Article originally submitted to subscribers on 21st May 2007...
It took me by surprise!
I noticed the Amex Oil Index recently broke out to fresh highs after moving above a 1½ year congestion zone.
The first thing I wondered was - what does this meant for the price of Oil? Will it re-challenge its July '06 highs of $79? And what would that mean for the stock market?
It's worth noting the relationship between Oil and the Oil stocks is not as clean as Gold and Gold stocks.
Gold Stocks lead and the metal follows soon after in the same direction. Not so with Oil.
Oil Stocks can diverge from the price of Oil for long periods of time, as can be seen below when Oil Stocks moved higher between 1992 and 1998 whilst the price of Crude hovered around $20/barrel.The reason, Oil Stocks behave like regular stocks in that they benefit from an increase in growth expectations, quite independent from movements in the price of Oil.
Chart 1 - Oil Index looking overbought; Crude Oil (top)
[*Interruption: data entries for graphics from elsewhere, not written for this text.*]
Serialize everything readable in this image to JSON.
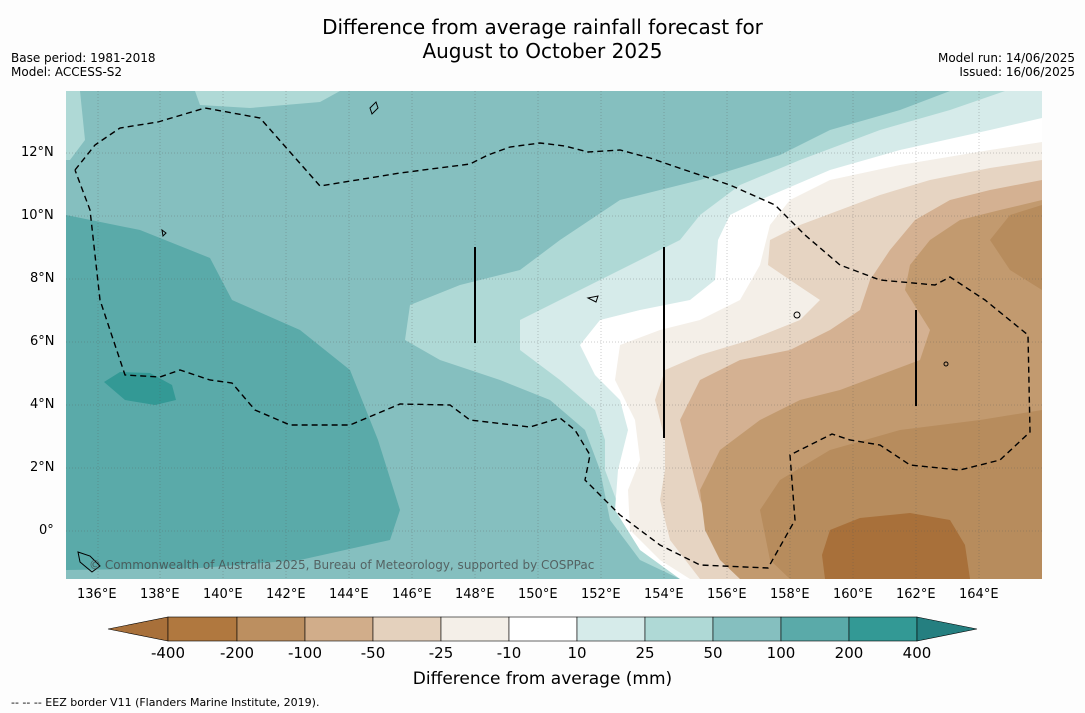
{
  "title_line1": "Difference from average rainfall forecast for",
  "title_line2": "August to October 2025",
  "meta_left": [
    "Base period: 1981-2018",
    "Model: ACCESS-S2"
  ],
  "meta_right": [
    "Model run: 14/06/2025",
    "Issued: 16/06/2025"
  ],
  "copyright": "© Commonwealth of Australia 2025, Bureau of Meteorology, supported by COSPPac",
  "x_ticks": [
    "136°E",
    "138°E",
    "140°E",
    "142°E",
    "144°E",
    "146°E",
    "148°E",
    "150°E",
    "152°E",
    "154°E",
    "156°E",
    "158°E",
    "160°E",
    "162°E",
    "164°E"
  ],
  "y_ticks": [
    "12°N",
    "10°N",
    "8°N",
    "6°N",
    "4°N",
    "2°N",
    "0°"
  ],
  "colorbar": {
    "title": "Difference from average (mm)",
    "labels": [
      "-400",
      "-200",
      "-100",
      "-50",
      "-25",
      "-10",
      "10",
      "25",
      "50",
      "100",
      "200",
      "400"
    ],
    "colors": [
      "#a8703a",
      "#b78c5d",
      "#c29a6f",
      "#d4b192",
      "#e6d4c2",
      "#f4efe8",
      "#ffffff",
      "#d6ebea",
      "#afd9d6",
      "#85bfbf",
      "#5aaaa9",
      "#339995",
      "#257f80"
    ]
  },
  "footnote": "--  --  -- EEZ border V11 (Flanders Marine Institute, 2019)."
}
Even though it recently broke to fresh highs, the Amex oil Index is currently over-extended:
- The index is nearly 40% above its 200 day moving average;
- The RSI is above 70 in over-bought territory;
- Based on my Fibonacci work, the current wave that began at 406 is very close to completion at 1400.
Compare that with Crude (top) which is only about 20% above it 200 day moving average and the internal indicators (not shown) are not overbought.
So does a fresh break to new highs in Oil Stocks mean Crude is about to bust out?
Maybe!
Due to the extreme divergences that can exist between Oil Stocks and Oil, we cannot necessarily assume Crude will move higher just because the Oil Stocks have.
But here's an indication that it might:
Chart 2 - Gasoline vs. Crude Oil (behind)
Gasoline Prices have been on a tear lately.
The main reason is bottle necks at refineries.
But take into account that we are fast approaching driving season, hurricane season, and never-ending geopolitical strife in the Middle East; one can be forgiven for thinking the price of Gasoline will be heading much higher.
A move above $2.50 would clinch it from a technical point of view. Projecting a target of $3.70. That may very well mean gas at the pump of $5 in some areas. Ouch!!
Based on the close correlation between Gasoline and Crude, a breakout in gasoline would surely be followed by a breakout in Crude!
And that brings us to the stock market. What does a breakout in Crude prices mean for the stock market?
Chart 3 - Oil Stocks : Crude Oil ratio; S&P (below)
During periods when Oil Stocks outperform Crude Oil, the stock market is usually bullish (the above chart is rising). When Oil outperforms the Oil stocks, the stock market does poorly as can be seen between 2000 and 2002. In other words, rising Oil is not necessarily bad for the stock market as long as Oil stocks are rising.
Current Interpretation: The AMEX Oil Index in Chart 1 looks very over extended technically whilst Crude Oil in Chart 2 looks like it may be setting up for a run to its previous highs. Under such conditions the Oil Stock: Crude Oil ratio would decline which as mentioned above is not good for the stock market.
$5 Gas may very well be the consumers' nemesis. The point where the consumer retrenches and reigns in spending. At least that's what the market is telling us!
Implications for Gold: A rising Oil price and a falling Stock Market would be a heady cocktail for investors. Inflation would be undeniable and the prospect of money printing to stem a falling market would be huge. Gold has a promising future indeed!